Il 33enne era già noto alle forze dell’ordine: fermato e sanzionato in passato per la stessa attività illecita, è stato riconosciuto immediatamente dai poliziotti intervenuti sul posto. Oltre a taglieggiare gli automobilisti, avrebbe anche ostacolato un dipendente dell’AMTS, addetto ai controlli delle strisce blu, impedendogli di svolgere il proprio lavoro.
L’arresto non è arrivato solo per l’attività abusiva in sé. Il provvedimento di sorveglianza speciale cui l’uomo è sottoposto gli vieta espressamente di frequentare le aree di parcheggio di via Dusmet e le zone limitrofe. Presentarsi in quella zona per fare il guardiamacchine costituisce quindi una diretta violazione degli obblighi imposti dalla misura di prevenzione, reato per cui è scattato l’arresto.
Il fenomeno dei parcheggiatori abusivi rappresenta un problema diffuso nei centri urbani italiani, con ricadute concrete sulla sicurezza stradale e sul decoro urbano. In aree ad alta frequentazione turistica come il centro storico di Catania, la pratica risulta particolarmente insidiosa: gli automobilisti in visita, poco familiari con la viabilità locale, sono i soggetti più esposti a questo tipo di pressione indebita. Le somme richieste, spesso sproporzionate rispetto a qualsiasi tariffa regolare, configurano nella sostanza una forma di estorsione reiterata.

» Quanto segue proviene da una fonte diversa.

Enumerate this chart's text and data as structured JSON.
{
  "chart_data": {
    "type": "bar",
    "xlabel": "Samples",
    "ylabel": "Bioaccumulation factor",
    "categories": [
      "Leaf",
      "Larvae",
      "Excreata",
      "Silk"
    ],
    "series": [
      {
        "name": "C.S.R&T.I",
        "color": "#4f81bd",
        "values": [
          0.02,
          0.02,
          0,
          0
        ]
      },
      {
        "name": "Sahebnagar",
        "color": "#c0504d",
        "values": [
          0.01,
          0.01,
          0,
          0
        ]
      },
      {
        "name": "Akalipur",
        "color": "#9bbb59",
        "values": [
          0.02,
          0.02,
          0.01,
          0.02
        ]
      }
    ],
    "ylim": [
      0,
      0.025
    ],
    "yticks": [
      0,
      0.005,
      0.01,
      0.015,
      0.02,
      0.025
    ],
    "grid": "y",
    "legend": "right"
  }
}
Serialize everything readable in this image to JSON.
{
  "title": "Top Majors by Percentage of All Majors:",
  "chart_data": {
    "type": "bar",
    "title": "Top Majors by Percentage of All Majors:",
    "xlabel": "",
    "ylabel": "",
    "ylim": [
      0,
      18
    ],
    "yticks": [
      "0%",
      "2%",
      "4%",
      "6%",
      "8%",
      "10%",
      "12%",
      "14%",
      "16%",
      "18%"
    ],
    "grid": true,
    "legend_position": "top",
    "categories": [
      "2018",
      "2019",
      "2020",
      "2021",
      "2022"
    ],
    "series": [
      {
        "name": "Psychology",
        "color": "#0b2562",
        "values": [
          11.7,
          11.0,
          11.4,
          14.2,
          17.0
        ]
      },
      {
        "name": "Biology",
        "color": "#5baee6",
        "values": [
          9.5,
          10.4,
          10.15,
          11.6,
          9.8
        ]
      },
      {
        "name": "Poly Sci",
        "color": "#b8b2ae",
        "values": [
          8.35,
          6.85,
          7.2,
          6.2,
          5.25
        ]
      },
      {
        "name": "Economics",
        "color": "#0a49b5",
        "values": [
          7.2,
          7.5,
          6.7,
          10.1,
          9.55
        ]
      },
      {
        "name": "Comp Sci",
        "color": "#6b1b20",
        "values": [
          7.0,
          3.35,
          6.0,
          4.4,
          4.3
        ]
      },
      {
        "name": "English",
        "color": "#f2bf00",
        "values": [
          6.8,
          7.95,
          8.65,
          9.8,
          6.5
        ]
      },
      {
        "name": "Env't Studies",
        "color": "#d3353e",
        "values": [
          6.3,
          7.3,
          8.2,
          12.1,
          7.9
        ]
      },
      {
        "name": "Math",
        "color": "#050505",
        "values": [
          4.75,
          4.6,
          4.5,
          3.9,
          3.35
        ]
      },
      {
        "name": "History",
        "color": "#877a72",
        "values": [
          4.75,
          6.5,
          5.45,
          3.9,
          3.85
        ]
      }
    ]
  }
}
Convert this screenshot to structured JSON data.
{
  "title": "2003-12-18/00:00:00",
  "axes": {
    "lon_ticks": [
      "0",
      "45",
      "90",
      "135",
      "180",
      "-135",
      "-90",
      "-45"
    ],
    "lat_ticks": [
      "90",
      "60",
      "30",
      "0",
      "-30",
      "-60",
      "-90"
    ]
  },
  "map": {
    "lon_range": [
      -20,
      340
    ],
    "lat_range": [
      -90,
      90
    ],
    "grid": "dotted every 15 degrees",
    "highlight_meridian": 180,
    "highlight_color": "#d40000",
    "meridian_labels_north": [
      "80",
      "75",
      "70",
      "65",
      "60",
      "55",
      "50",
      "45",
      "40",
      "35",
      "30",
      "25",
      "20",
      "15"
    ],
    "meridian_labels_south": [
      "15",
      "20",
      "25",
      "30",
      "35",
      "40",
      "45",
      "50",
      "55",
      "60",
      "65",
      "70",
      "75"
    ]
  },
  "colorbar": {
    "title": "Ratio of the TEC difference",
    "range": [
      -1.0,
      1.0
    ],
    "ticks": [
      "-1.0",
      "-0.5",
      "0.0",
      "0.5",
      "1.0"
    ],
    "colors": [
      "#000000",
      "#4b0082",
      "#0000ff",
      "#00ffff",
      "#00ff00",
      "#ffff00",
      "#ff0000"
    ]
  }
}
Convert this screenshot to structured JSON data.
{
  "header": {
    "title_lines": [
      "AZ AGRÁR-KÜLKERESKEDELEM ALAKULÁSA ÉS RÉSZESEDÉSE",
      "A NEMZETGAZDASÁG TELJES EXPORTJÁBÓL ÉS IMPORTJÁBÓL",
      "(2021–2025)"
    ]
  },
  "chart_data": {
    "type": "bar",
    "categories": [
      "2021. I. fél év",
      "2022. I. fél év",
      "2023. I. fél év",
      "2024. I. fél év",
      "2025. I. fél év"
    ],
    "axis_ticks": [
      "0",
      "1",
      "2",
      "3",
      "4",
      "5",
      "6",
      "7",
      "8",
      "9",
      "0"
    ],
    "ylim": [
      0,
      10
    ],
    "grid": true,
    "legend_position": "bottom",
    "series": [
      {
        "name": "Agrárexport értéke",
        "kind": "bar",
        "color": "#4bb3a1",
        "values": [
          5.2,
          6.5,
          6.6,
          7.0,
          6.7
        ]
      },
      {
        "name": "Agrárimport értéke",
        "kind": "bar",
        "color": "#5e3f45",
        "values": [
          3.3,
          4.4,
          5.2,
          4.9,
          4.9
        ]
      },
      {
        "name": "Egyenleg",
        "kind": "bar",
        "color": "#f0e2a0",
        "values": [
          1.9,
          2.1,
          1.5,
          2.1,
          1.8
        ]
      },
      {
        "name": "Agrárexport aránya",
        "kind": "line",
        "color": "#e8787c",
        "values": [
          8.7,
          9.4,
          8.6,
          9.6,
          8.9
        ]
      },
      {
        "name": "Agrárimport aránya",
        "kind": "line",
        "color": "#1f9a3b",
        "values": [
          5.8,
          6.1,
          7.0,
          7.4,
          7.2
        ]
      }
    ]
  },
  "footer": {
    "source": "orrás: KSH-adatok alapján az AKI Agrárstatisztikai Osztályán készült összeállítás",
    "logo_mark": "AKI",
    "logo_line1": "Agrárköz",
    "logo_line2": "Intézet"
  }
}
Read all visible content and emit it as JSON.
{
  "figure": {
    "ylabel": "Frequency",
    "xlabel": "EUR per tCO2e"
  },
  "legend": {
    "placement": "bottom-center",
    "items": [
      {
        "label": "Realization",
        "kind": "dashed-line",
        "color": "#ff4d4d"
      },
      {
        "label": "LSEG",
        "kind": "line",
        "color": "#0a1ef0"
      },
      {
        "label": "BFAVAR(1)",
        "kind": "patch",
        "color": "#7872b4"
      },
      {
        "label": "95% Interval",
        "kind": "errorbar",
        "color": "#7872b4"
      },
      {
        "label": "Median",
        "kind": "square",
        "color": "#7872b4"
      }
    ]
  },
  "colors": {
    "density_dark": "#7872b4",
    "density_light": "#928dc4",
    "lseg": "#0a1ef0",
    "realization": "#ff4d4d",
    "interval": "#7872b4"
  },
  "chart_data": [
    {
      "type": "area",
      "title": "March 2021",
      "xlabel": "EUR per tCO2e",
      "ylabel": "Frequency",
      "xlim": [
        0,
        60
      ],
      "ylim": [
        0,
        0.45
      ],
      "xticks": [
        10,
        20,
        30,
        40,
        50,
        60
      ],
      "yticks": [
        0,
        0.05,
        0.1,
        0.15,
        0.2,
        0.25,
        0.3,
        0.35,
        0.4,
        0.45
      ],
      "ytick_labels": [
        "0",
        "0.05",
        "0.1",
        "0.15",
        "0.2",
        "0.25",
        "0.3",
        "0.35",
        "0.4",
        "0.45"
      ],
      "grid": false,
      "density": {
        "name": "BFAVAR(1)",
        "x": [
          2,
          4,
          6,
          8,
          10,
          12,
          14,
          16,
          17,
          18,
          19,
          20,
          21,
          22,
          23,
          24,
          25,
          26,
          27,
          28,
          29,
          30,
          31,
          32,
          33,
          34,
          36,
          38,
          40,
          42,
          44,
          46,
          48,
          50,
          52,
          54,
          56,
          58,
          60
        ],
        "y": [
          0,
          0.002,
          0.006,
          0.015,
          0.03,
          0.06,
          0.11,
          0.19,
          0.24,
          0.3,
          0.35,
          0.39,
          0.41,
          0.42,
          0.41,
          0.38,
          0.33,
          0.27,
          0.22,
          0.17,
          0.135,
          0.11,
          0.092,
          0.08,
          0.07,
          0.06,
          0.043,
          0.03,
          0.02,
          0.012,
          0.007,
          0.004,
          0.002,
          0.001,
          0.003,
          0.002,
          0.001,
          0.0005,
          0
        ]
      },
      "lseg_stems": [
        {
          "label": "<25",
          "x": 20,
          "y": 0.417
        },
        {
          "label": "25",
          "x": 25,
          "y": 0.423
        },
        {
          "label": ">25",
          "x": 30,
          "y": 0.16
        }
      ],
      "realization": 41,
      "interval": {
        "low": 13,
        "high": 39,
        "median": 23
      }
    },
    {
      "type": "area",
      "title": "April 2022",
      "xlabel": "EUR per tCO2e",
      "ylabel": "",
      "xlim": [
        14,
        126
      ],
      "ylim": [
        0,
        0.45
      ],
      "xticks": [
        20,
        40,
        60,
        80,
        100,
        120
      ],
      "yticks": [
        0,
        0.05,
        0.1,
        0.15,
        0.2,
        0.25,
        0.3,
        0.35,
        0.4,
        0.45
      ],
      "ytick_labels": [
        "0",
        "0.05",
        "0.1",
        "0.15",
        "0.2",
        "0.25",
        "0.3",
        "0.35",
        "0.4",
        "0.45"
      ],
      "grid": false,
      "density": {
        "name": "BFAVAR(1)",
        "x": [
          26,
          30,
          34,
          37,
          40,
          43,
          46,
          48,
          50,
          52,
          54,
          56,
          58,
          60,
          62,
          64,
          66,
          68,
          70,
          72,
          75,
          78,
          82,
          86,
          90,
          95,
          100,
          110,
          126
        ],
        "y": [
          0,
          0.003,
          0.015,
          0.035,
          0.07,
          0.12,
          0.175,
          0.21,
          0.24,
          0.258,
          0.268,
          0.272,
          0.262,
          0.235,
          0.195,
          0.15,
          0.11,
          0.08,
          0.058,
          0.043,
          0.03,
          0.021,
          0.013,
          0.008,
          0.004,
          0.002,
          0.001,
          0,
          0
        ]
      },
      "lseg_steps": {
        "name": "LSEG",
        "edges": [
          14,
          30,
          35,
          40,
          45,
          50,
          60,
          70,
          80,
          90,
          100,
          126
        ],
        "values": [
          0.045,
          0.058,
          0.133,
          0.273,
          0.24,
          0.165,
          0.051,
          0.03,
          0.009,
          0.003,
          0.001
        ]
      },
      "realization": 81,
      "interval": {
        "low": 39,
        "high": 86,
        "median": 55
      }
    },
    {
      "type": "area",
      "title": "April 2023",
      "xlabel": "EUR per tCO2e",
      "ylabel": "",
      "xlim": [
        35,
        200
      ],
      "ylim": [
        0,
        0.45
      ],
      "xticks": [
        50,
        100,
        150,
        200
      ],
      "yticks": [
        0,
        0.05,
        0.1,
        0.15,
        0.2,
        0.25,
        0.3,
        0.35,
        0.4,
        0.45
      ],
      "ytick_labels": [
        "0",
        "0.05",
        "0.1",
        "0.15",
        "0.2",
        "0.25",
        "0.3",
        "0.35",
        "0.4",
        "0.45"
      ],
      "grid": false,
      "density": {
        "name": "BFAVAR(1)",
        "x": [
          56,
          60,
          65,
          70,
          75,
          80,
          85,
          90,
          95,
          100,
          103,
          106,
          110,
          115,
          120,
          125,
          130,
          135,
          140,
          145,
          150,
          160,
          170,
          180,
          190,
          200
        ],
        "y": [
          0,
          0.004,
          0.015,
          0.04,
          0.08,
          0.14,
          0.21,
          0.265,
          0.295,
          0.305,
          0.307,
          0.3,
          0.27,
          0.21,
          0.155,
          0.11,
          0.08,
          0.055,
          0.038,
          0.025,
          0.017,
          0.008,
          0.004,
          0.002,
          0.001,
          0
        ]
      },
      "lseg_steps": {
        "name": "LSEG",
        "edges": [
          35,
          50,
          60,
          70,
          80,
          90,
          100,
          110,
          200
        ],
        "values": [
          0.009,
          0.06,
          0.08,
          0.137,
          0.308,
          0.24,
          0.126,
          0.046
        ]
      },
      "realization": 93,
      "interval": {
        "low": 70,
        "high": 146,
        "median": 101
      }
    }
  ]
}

Resta ferma la presunzione di innocenza dell’indagato, valevole fino a eventuale condanna definitiva.
Quello di piazza Borsellino non è un episodio isolato. La Questura di Catania ha avviato una serie di operazioni mirate per contrastare il fenomeno dei parcheggiatori abusivi e le condotte estorsive ai danni degli automobilisti in cerca di sosta. In prima linea ci sono gli agenti della squadra volanti e delle moto volanti dell’Ufficio Prevenzione Generale e Soccorso Pubblico, affiancati dagli uffici specializzati nelle misure di prevenzione.
Il meccanismo è sempre lo stesso: i parcheggiatori abusivi occupano de facto aree di sosta pubblica e gratuite, chiedendo denaro agli ignari automobilisti. Una pratica che da mesi alimenta tensioni nel centro storico e che le forze dell’ordine intendono contrastare con continuità e fermezza.
La Questura chiede la collaborazione dei cittadini: chi assiste a episodi di questo tipo può segnalarli attraverso il numero unico d’emergenza oppure tramite l’applicazione YouPol, disponibile gratuitamente sugli store digitali e messa a disposizione dalla Polizia di Stato.